Has anybody asked the DeepSeek group to release their training data and code, or a minimum of share them privately with an independent duplication job like this? Have they declined such a demand?
A devoted duplication depends on utilizing the exact same dataset and hyperparameters. Otherwise, any major inconsistencies with the released benchmarks would be difficult to pin down-whether due to training information differences or the replication method itself.
1 reply
Historically, they have never released code or datasets of their LLM training, so I wouldn't anticipate this time to be various. If they would launch it that would be fantastic of course!
In the meantime we need to make best guess estimates and see if we can arrive ourselves.

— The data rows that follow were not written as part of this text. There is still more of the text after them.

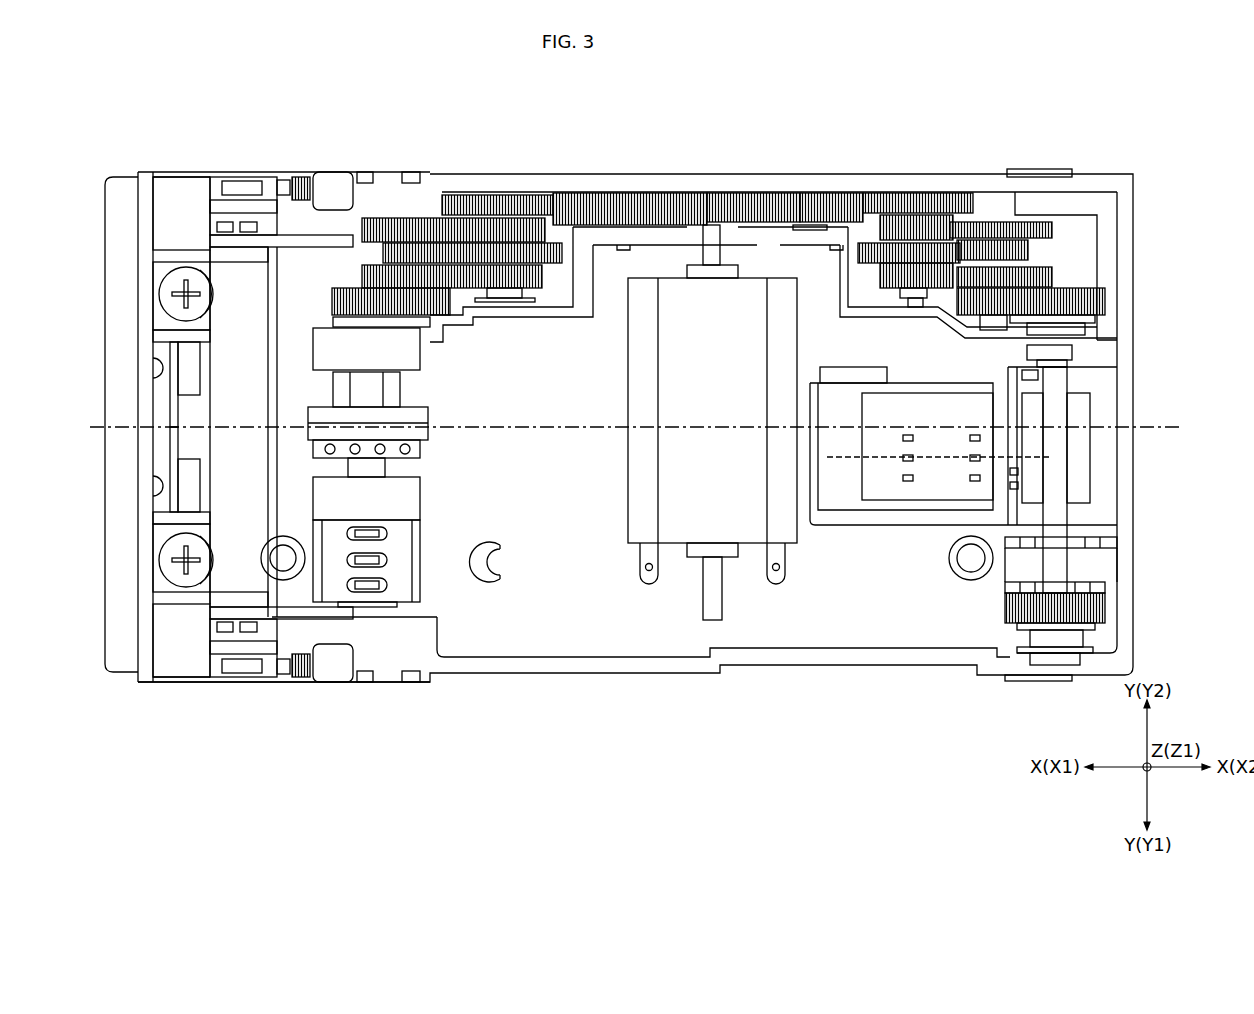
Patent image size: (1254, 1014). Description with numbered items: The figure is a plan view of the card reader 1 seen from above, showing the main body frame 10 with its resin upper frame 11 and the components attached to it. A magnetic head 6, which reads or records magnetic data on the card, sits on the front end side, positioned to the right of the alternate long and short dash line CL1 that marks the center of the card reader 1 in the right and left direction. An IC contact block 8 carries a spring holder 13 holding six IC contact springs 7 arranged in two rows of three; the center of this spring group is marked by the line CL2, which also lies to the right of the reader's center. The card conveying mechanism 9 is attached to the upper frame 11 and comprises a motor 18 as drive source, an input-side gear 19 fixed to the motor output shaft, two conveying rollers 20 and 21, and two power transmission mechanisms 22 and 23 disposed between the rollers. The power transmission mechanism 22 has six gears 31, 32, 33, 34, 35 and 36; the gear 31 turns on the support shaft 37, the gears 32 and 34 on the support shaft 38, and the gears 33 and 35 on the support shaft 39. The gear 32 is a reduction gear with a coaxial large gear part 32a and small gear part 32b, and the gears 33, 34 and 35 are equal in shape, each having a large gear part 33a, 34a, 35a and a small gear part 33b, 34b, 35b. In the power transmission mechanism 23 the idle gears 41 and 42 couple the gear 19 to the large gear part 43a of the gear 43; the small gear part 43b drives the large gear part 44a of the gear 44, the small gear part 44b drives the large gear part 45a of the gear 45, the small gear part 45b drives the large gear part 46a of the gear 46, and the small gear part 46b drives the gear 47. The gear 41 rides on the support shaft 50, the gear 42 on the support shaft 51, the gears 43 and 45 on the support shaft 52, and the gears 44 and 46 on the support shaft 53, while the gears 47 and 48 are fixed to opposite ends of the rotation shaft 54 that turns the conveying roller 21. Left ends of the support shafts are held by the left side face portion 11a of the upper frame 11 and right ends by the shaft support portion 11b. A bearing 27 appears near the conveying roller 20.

The card reader 1 is at (1168, 120).
The magnetic head 6 is at (415, 592).
The IC contact spring 7 is at (970, 478).
The IC contact block 8 is at (930, 494).
The card conveying mechanism 9 is at (270, 140).
The main body frame 10 is at (694, 446).
The upper frame 11 is at (618, 675).
The left side face portion 11a is at (606, 175).
The shaft support portion 11b is at (495, 320).
The spring holder 13 is at (908, 510).
The motor 18 is at (627, 510).
The gear 19 is at (710, 177).
The conveying roller 20 is at (425, 437).
The conveying roller 21 is at (1117, 567).
The power transmission mechanism 22 is at (510, 130).
The power transmission mechanism 23 is at (912, 130).
The bearing 27 is at (392, 472).
The gear 31 is at (663, 177).
The gear 32 is at (489, 163).
The large gear part 32a is at (452, 193).
The small gear part 32b is at (548, 193).
The gear 33 is at (453, 189).
The large gear part 33a is at (453, 230).
The small gear part 33b is at (383, 246).
The gear 34 is at (448, 317).
The large gear part 34a is at (411, 280).
The small gear part 34b is at (541, 290).
The gear 35 is at (420, 354).
The large gear part 35a is at (363, 276).
The small gear part 35b is at (362, 301).
The gear 36 is at (332, 303).
The support shaft 37 is at (623, 251).
The support shaft 38 is at (518, 300).
The support shaft 39 is at (420, 340).
The gear 41 is at (774, 177).
The gear 42 is at (825, 177).
The gear 43 is at (930, 174).
The large gear part 43a is at (958, 177).
The small gear part 43b is at (877, 177).
The gear 44 is at (1095, 219).
The large gear part 44a is at (1052, 232).
The small gear part 44b is at (1030, 250).
The gear 45 is at (833, 309).
The large gear part 45a is at (873, 258).
The small gear part 45b is at (876, 262).
The gear 46 is at (1090, 280).
The large gear part 46a is at (1053, 276).
The small gear part 46b is at (983, 320).
The gear 47 is at (1105, 300).
The gear 48 is at (1107, 612).
The support shaft 50 is at (765, 264).
The support shaft 51 is at (832, 251).
The support shaft 52 is at (905, 297).
The support shaft 53 is at (978, 348).
The rotation shaft 54 is at (1068, 484).
The center line CL1 is at (548, 420).
The center line CL2 is at (842, 510).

You provide great replication procedure of Deepseek thinking training. I will try something similar to it.
This is really good info, can we fine tune with particular use case when code is launched?
1 reply
Yes naturally!
Please think about removing biased, polluted or unaligned training data and make an effort to get rid of copyrighted works from the crawl from consumption. This will make the design more functional. If you recycled anthropic curation checks, this might also assist, remove obviouslybiased data will likely include a lot of value. We don't want another tainted, unaligned open source model, right? And no business would ever utilize deepseek or a model that recycles it, right?
We appreciate your work for the benefit of humanity, we hope.
Miike C from NJ
1 reply
So essentially you're asking to replace existing censorship with another flavour of censorship?
Can't wait! Hopefully the design will be uncensored however whatever you can do is alright! Love seeing open source building itself up. I'm not wise adequate to really assist but I can contribute ethical support lol
Hello guys, I am even just looking for code for DeepSeek-V2, in order to totally understand multi-head latent attention. You do not seem to have code in Hugging Face even for that. Or am I missing something? Don't see anything in src/transformers/models. MLA is not appropriately explained in their paper, so it would be necessary to have code for this.